I seem to be having issues :( Any thoughts? I am using alfresco 3.4d and imagemagick 6,6,3,10

partymix said...

nevermind i just replaced the whole viewer with one that doesn't conver the image and can read multipage tiff-
Thanks

partymix said...

nevermind i just replaced the whole viewer with one that doesn't conver the image and can read multipage tiff-
Thanks

Jay said...

Hi Darren

How did you manage to index the files manually, I'm looking at a situation where we have faxes and scans coming in, which then need to be optionally cleaned (by a group of operators) and indexed with type of document, who will handle it, ...

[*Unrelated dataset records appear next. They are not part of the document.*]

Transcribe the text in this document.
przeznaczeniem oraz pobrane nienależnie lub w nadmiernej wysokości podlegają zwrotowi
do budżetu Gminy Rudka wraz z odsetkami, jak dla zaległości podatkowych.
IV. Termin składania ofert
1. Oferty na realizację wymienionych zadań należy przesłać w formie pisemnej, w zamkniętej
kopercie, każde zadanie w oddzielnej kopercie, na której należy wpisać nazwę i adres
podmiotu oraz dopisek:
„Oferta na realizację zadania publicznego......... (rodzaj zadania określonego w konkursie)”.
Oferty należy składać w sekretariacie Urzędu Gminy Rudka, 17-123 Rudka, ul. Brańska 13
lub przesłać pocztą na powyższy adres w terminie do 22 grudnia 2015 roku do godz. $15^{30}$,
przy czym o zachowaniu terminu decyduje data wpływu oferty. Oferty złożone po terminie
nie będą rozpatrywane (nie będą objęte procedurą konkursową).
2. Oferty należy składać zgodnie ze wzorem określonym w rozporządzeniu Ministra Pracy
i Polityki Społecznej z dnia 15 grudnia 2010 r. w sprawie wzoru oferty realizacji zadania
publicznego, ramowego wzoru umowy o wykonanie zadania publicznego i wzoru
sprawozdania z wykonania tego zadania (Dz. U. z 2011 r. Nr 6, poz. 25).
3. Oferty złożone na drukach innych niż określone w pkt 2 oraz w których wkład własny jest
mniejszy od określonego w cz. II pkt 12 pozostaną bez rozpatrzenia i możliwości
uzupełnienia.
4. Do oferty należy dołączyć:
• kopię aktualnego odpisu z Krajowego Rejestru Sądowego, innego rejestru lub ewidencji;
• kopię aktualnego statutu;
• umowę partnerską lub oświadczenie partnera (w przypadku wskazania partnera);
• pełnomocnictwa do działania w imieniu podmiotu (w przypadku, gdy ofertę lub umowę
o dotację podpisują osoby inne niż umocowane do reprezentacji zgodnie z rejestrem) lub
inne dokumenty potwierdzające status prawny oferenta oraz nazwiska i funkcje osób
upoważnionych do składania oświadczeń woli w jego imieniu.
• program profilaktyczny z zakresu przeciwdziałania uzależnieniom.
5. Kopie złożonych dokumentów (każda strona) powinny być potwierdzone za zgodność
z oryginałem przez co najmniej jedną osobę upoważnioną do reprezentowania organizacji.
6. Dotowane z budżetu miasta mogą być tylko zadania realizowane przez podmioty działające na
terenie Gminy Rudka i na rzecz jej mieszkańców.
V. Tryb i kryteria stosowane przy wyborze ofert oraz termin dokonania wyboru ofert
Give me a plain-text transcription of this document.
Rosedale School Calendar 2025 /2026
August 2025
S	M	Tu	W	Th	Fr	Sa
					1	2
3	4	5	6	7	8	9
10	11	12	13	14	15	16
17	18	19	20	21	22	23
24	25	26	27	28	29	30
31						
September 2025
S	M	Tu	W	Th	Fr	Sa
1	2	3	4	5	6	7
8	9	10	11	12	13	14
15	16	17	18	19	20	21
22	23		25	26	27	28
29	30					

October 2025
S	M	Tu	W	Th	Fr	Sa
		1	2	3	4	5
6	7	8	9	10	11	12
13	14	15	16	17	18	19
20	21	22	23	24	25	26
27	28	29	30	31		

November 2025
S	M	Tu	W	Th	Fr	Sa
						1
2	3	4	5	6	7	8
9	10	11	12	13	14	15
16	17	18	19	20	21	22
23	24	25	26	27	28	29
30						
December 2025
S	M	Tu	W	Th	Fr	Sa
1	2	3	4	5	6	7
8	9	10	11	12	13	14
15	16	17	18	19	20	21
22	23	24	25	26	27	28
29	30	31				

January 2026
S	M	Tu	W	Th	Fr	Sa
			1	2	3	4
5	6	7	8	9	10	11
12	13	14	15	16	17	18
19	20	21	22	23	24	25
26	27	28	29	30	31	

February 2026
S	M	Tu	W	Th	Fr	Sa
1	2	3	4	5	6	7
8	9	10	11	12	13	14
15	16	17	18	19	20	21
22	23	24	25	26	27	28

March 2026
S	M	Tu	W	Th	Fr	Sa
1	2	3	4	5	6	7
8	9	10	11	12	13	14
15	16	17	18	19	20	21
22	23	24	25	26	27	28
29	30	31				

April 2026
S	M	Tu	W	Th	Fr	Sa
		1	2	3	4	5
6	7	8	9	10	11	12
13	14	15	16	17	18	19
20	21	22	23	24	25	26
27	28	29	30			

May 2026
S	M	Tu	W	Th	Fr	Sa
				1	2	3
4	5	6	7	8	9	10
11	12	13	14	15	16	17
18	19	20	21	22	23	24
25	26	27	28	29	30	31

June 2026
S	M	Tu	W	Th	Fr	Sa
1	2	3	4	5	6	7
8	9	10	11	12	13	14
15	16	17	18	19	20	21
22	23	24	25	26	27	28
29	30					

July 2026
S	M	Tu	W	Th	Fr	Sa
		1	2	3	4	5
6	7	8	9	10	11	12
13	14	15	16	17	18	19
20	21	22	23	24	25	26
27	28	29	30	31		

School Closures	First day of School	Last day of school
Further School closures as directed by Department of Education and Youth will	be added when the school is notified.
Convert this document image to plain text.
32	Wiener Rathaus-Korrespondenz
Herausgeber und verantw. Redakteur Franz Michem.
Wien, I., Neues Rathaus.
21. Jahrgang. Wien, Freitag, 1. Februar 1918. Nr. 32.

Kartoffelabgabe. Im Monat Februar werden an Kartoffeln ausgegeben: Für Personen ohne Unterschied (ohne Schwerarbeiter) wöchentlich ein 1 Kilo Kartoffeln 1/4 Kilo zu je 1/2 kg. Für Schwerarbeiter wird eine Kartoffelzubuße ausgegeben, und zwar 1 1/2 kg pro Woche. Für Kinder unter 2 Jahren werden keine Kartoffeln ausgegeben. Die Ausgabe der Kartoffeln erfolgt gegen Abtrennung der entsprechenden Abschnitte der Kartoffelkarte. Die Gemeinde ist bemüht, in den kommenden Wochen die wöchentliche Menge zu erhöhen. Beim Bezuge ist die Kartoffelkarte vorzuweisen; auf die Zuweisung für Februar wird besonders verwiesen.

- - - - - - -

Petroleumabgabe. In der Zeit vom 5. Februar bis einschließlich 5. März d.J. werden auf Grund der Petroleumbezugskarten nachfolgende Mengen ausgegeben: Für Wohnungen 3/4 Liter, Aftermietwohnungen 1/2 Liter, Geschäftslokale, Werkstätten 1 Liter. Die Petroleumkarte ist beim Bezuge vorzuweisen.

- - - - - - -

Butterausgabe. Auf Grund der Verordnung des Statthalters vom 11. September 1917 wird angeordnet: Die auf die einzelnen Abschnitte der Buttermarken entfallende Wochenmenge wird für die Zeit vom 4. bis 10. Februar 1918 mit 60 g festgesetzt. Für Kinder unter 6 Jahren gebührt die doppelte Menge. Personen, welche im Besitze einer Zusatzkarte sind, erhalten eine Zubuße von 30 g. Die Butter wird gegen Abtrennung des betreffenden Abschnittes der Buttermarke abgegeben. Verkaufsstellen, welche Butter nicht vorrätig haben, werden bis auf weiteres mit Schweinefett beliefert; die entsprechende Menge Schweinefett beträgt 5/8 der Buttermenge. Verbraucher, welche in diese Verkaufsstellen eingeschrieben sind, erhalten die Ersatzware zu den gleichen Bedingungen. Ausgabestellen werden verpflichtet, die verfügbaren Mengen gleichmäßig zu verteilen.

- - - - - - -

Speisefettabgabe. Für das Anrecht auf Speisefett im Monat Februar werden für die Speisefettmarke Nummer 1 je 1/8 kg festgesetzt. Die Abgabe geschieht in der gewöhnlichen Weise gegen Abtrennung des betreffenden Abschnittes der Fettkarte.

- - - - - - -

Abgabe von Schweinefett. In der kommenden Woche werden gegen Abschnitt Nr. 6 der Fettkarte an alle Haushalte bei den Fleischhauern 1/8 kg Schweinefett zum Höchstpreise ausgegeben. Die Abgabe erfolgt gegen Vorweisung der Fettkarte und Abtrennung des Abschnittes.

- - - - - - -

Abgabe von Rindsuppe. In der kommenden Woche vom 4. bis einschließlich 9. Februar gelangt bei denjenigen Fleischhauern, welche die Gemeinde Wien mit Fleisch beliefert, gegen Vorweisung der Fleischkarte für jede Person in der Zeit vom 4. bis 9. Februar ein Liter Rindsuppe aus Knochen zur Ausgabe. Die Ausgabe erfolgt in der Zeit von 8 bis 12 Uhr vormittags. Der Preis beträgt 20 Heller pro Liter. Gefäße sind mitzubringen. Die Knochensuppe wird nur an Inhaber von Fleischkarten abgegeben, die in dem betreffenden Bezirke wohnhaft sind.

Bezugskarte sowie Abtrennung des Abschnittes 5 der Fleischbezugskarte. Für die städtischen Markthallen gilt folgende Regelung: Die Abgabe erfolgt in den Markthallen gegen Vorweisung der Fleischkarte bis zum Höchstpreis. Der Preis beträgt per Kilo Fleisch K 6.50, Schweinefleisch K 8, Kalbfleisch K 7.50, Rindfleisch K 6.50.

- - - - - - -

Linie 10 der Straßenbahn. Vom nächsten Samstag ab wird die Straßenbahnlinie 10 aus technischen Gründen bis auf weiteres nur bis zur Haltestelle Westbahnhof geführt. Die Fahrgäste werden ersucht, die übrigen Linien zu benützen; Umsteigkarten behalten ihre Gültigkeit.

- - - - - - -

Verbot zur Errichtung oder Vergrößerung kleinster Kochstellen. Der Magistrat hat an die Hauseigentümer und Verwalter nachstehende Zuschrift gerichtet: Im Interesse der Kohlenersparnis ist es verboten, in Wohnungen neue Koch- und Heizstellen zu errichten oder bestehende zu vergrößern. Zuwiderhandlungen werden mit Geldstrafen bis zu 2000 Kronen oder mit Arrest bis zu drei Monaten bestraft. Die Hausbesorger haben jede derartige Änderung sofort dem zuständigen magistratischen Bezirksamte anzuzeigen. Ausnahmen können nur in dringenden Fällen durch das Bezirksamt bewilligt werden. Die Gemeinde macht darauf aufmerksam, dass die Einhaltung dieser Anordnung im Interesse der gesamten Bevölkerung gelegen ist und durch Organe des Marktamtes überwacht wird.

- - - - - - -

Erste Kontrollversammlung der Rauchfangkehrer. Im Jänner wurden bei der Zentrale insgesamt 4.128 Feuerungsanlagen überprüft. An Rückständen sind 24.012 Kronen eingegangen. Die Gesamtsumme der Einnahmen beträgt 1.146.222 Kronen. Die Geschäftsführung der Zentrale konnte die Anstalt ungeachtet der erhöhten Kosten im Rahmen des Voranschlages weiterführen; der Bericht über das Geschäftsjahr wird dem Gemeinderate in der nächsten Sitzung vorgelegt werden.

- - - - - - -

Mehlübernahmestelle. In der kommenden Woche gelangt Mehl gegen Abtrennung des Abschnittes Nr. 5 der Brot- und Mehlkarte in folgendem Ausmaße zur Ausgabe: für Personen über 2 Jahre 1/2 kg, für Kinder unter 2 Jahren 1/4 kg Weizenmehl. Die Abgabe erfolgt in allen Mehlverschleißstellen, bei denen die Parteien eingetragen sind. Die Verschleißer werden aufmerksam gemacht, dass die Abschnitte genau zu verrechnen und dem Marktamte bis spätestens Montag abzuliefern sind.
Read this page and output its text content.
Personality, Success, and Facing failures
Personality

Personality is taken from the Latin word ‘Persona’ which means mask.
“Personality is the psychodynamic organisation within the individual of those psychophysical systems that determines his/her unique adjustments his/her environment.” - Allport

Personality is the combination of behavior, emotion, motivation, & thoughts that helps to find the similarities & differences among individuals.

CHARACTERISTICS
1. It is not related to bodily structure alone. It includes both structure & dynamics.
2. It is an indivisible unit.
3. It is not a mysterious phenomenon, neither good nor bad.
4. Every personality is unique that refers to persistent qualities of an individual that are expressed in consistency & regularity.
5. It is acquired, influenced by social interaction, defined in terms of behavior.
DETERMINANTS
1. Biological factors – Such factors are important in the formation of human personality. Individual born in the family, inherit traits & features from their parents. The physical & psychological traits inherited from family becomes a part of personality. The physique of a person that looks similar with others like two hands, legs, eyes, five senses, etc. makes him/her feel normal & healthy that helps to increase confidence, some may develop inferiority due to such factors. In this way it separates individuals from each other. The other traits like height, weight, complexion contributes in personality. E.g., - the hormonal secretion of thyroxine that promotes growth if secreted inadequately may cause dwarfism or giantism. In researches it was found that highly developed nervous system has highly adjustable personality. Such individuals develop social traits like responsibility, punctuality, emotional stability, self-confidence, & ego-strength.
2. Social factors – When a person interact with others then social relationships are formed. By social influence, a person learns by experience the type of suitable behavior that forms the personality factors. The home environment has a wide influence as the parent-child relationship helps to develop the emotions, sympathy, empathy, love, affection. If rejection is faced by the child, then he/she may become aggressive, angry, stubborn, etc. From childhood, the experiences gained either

Do you use Share or something else like Liveray or Drupal?

Thanks, J.

dhartford said...

Hi Jay,
For the fax scenario, it was custom code to read straight from our fax software (Rightfax) and insert via CMIS. Only the indexes that were from the Rightfax itself.

Other scenarios involve a regular data capture suite and then exporting to Alfresco (again, custom code through CMIS). I've done this with EMC/Captiva Formware, and can likely be done with Ephesoft or other capture solutions as well...but capture solutions are their own beast to deal with :-).



It isn't very portable unfortunately.